The Comptroller and Auditor General has raised serious questions about use of pre-fabricated steel frames imported from China for construction of the 'Signature' bridge across the Yamuna in East Delhi which is modelled on the famed London Bridge.
In a draft report, the CAG has objected to procurement of steel frames from China in violation of contractual norms and said the Delhi Government agency implementing the project does not have any mechanism to check quality of material and fabrication work being done in China.
The CAG has also slammed Delhi Government for escalation of the cost of the project by Rs. 672 crore against the initial estimate.
The government in March 2006 had estimated a total cost of Rs. 459 crore for construction of the bridge which went up to Rs. 1,131 crore when the project was finalised in February 2010.
The Delhi Tourism and Transportation Development Corporation (DTTDC) is executing the Rs. 1,131-crore project which is expected to be completed by middle of 2014.
On procurement of materials from China, the auditor said as per the contractual agreement, fabrication and assembling of steel frames and pylons were to be carried out in three "selected" fabrication workshops or in similar steel assembling factories with approval from the engineer-in-charge of the project but the contractor procured them from the neighbouring country violating the norms.
Designed as a replica of the famous London bridge, the 575-metre long and 175-metre-high bridge will have bow-shaped pylon with cables.
To be suspended on cables, the bridge will have two approaches - the Eastern Approach and the Western Approach.
It will link NH-1 on the western bank of Yamuna with Wazirabad on eastern bank of the river.
"It is the primary responsibility of the DTTDC to ensure quality of the material being used in the bridge.
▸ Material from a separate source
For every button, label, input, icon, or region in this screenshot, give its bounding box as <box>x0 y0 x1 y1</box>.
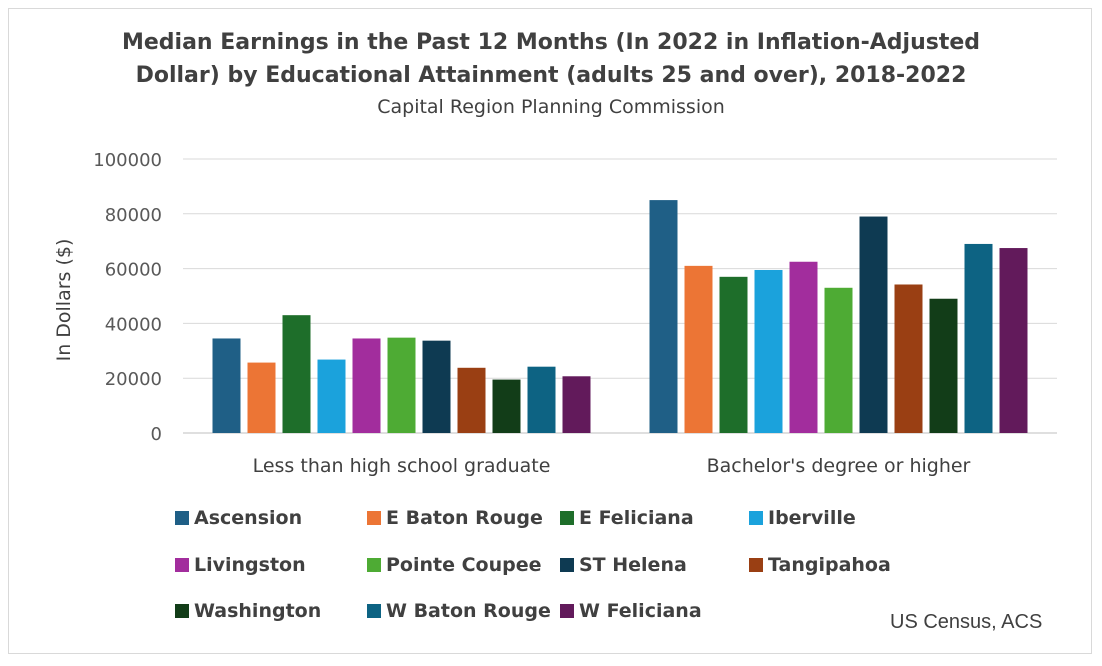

This aspect was compromised as DTTDC had no mechanism of its own to ensure quality of material and work being done in China," the draft report said.
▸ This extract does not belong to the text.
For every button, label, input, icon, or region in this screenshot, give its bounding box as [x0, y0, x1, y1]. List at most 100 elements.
In its reply, the DTTDC said the CAG "inferred" it "wrongly" that only Indian workshops were to be engaged for fabrication of steel component and informed the auditor that contractor had hired a firm to ascertain quality of material imported from China.
However, the CAG rejected DTTDC's explanation and said assessment of quality of the material by a firm appointed by the contractor cannot be taken seriously.
"As quality control firm was appointed by the contractor itself, it establishes an employer and employee relationship between the two and as such fare reporting by the firm could not be ensured.
"The reply was silent on purchase of steel from China," the CAG said.
On cost escalation, the CAG said "The DTTDC revised the estimates six times between May 2005 and October 2009 and took almost six years to award the work," it said, refusing to accept DTTDC's argument that cost escalation was predominantly due to increase in price of the material.
The contract was awarded to Gammon-Constutora-Tensacciai in 2010.